Essential Web Application Security Checklist

A web application or web app is an application that runs on a remote system and is delivered over the internet through a browser.

The major components in a web application are application code, server, database, transport, browser, presentation logic and users. To comprehensively secure web applications and protect system and customer data, you must understand the security risk at every layer and devise a strategy to fully harden each layer.

Most developers think implementing a security framework or authentication and authorization in an application is enough to ensure the application’s security; this is an overly simplistic view of application security (AppSec) requirements. There are several additional vectors necessary to securing web applications. Let’s dissect each layer and see what security risks they expose.

Application Layers

Number one in the list is your application itself; this is the most critical layer. It has several key components that play an essential role.

Security Framework

A security framework performs two critical functions.

  • Blocking unauthenticated requests from accessing secure functionality like web pages and business data.
  • Blocking authenticated requests from accessing non-entitled functionality like non-entitled web pages and business data.

These challenges look straightforward, yet they are known to cause many application problems. Accordingly to the OWASP API Top 10, broken authentication is rated number two in flaws frequently exploited. The authorization issue is nothing but privilege escalation caused by the incorrect implementation and mapping of roles, scopes and authorization to appropriate resources like web pages, internal services, etc. These well-known flaws have negatively impacted many large organizations, including behemoths like Microsoft, in the Microsoft Office 365 breach, for example.

Business Logic

Security constraints are very pervasive in business logic code. It’s tough to separate security from the code, and many developers don’t even realize how often they include security in their functional code. For example, consider Dropbox file sharing functionality. It allows you to share files in many ways, including with your friends, colleagues, groups, group public, group editable, internet public, etc. As you can see, most of this functionality is nothing but security constraints most likely spread across the codebase. To ensure your application is not leaking business data to unauthorized users, you’ll have to test each function with security in mind.

Database Access Logic

The most significant application breaches over the past two decades came from SQL, NoSQL, command and similar injection issues. There are a few best practices you must follow when integrating databases and similar systems.

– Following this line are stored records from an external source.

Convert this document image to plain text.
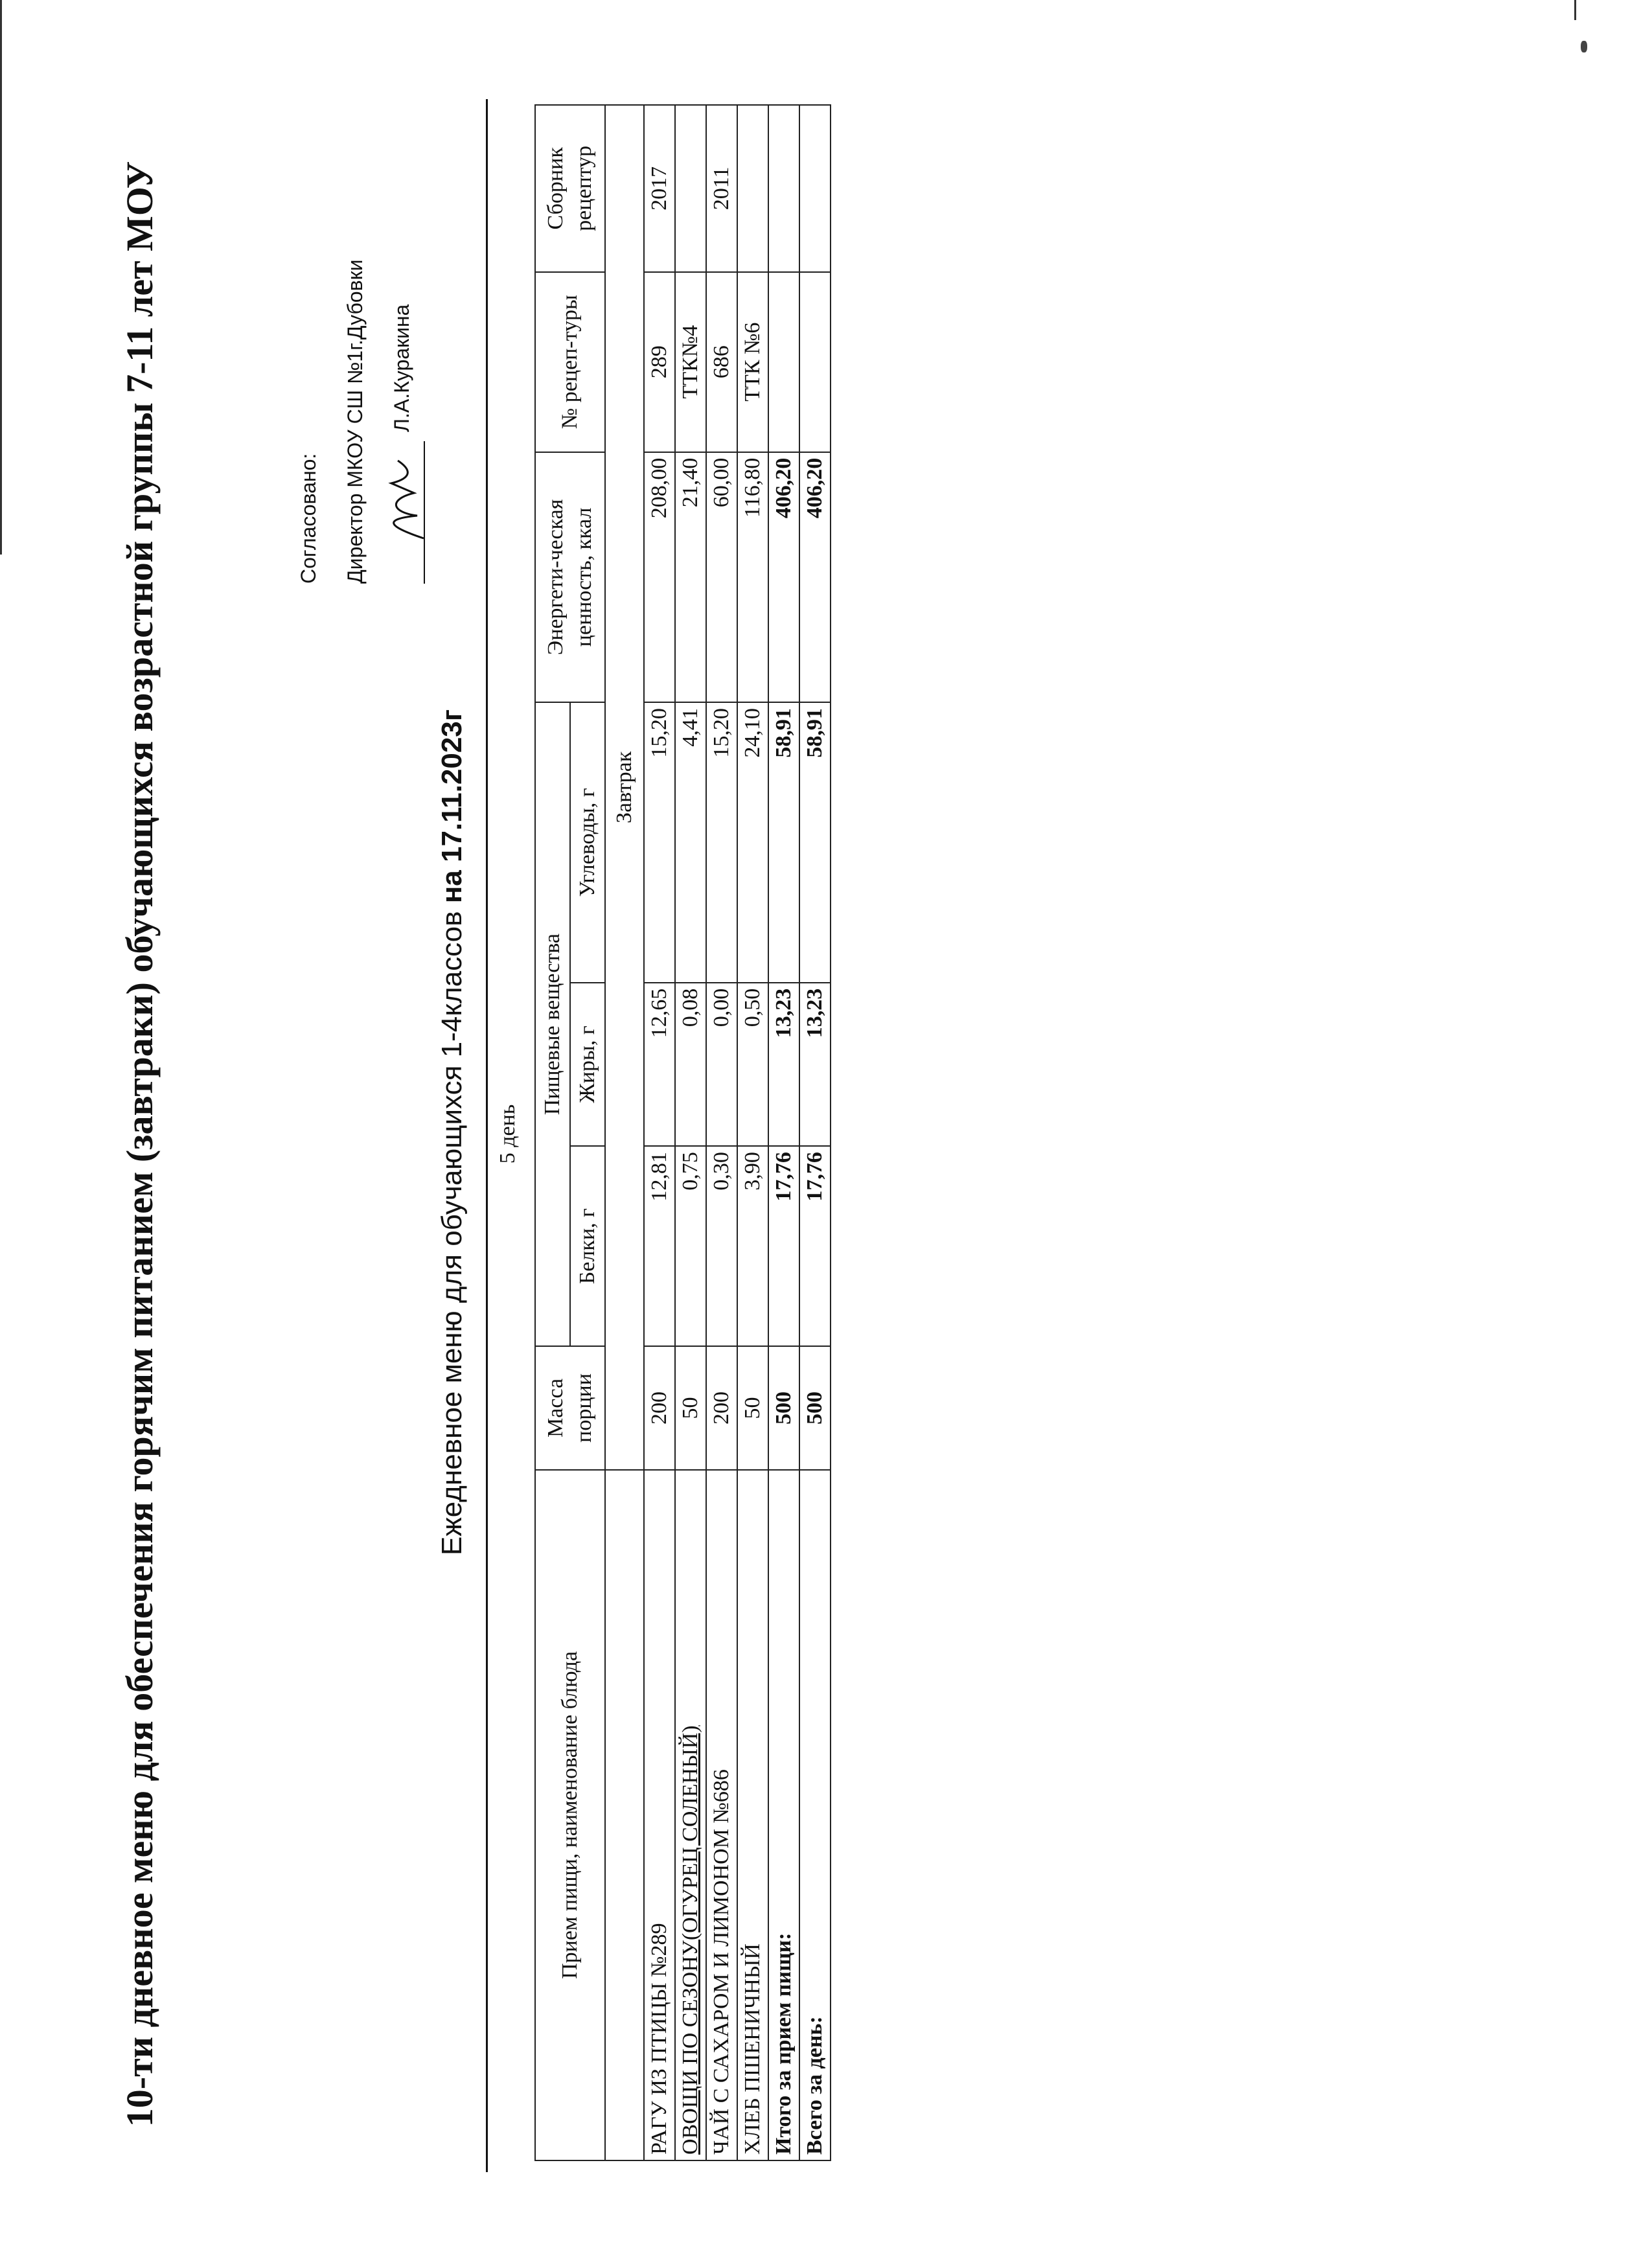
10-ти дневное меню для обеспечения горячим питанием (завтраки) обучающихся возрастной группы 7-11 лет МОУ	Согласовано:	Директор МКОУ СШ №1г.Дубовки	Л.А.Куракина
Ежедневное меню для обучающихся 1-4классов на 17.11.2023г
5 день
Прием пищи, наименование блюда	Масса порции	Пищевые вещества			Энергети-ческая ценность, ккал	№ рецеп-туры	Сборник рецептур
		Белки, г	Жиры, г	Углеводы, г			
	Завтрак						
РАГУ ИЗ ПТИЦЫ №289	200	12,81	12,65	15,20	208,00	289	2017
ОВОЩИ ПО СЕЗОНУ(ОГУРЕЦ СОЛЕНЫЙ)	50	0,75	0,08	4,41	21,40	ТТК№4	
ЧАЙ С САХАРОМ И ЛИМОНОМ №686	200	0,30	0,00	15,20	60,00	686	2011
ХЛЕБ ПШЕНИЧНЫЙ	50	3,90	0,50	24,10	116,80	ТТК №6	
Итого за прием пищи:	500	17,76	13,23	58,91	406,20		
Всего за день:	500	17,76	13,23	58,91	406,20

First, use database credentials with the basic privileges that support your data access needs; avoid credentials that can do more like deleting tables, collections, databases, etc.

Databases are robust and feature-rich systems. They allow you to run complex programming operations including dynamic queries that can read, modify and delete all data without proper entitlement checks. You must use the standard best practices like prepared statements when writing code against databases.

Application Server

Application servers like Weblogic, Tomcat, IIS, etc., played an essential role in the past. They supported critical functionalities like hot deployments, high availability (HA), mapping sessions, load balancing, etc. These systems were also prime targets for attacks; most exploits looked for misconfigured systems or systems that didn’t change the default credentials. With the wide adoption of containers, serverless and Kubernetes, developers are moving away from using application servers for the new cloud-native workloads. The best practice is to use Kubernetes or serverless architecture to deploy your applications.

Server Infrastructure

Most applications run inside virtual machines, on bare-metal servers on-premises or in the cloud. These systems are constantly under attack by malicious actors trying to exploit poorly configured ports, vulnerable packages, SSH, etc. The best practice is properly configuring the security groups and restricting access to ports and services to limited administrative IPs.

Transport

Running web applications on non-SSL was an often-used and acceptable practice in the past. But it allowed man-in-middle attacks and other vectors. More recently, however, this attack vector has hardened significantly because most browsers won’t even render non-SSL or poorly-configured SSL sites anymore, forcing developers to configure SSL correctly.

Brower/Presentation Logic

This layer has HTML, CSS and JavaScript code in it. The cross-site scripting (XSS) attack is a common exploit that hackers usually deploy against this layer. The best practice to safeguard against this exploit is to check every user input for JavaScript code and reject those requests. Otherwise, you may accidentally spread exploit code to all other non-suspecting users, executing the malicious code and user data theft.

Users

Brute force, stolen passwords and stolen cookies/sessions are common account takeover exploits. The best practice to counter these exploits is implementing IP, device and browser recognition techniques, including multifactor authentication (MFA).

Application Security Summary

Web application security is complex and requires a layered approach to address all potential vulnerabilities.

● Test correct implementation of authentication and authorization features at every code change.
● Test proper implementation of RBAC and OAuth2.0.
● Business logic flaws are complex; every code change and introduction of new data can introduce a security bug. A comprehensive testing strategy is required to avoid data breaches.
● Test application against injection categories using dynamic application security testing (DAST) and similar tools.
● Modernize your application servers, use the container orchestration frameworks like Kubernetes and follow its best practices to ensure security.
● Proper configuration of security groups is required to restrict access to ports and SSH to admin staff.
● Follow standard SSL best practices.
● Do bad input rejection (not just sanitization) to avoid XSS and other issues.
● Implement MFA, device, IP and browser recognition to safeguard user account takeover issues.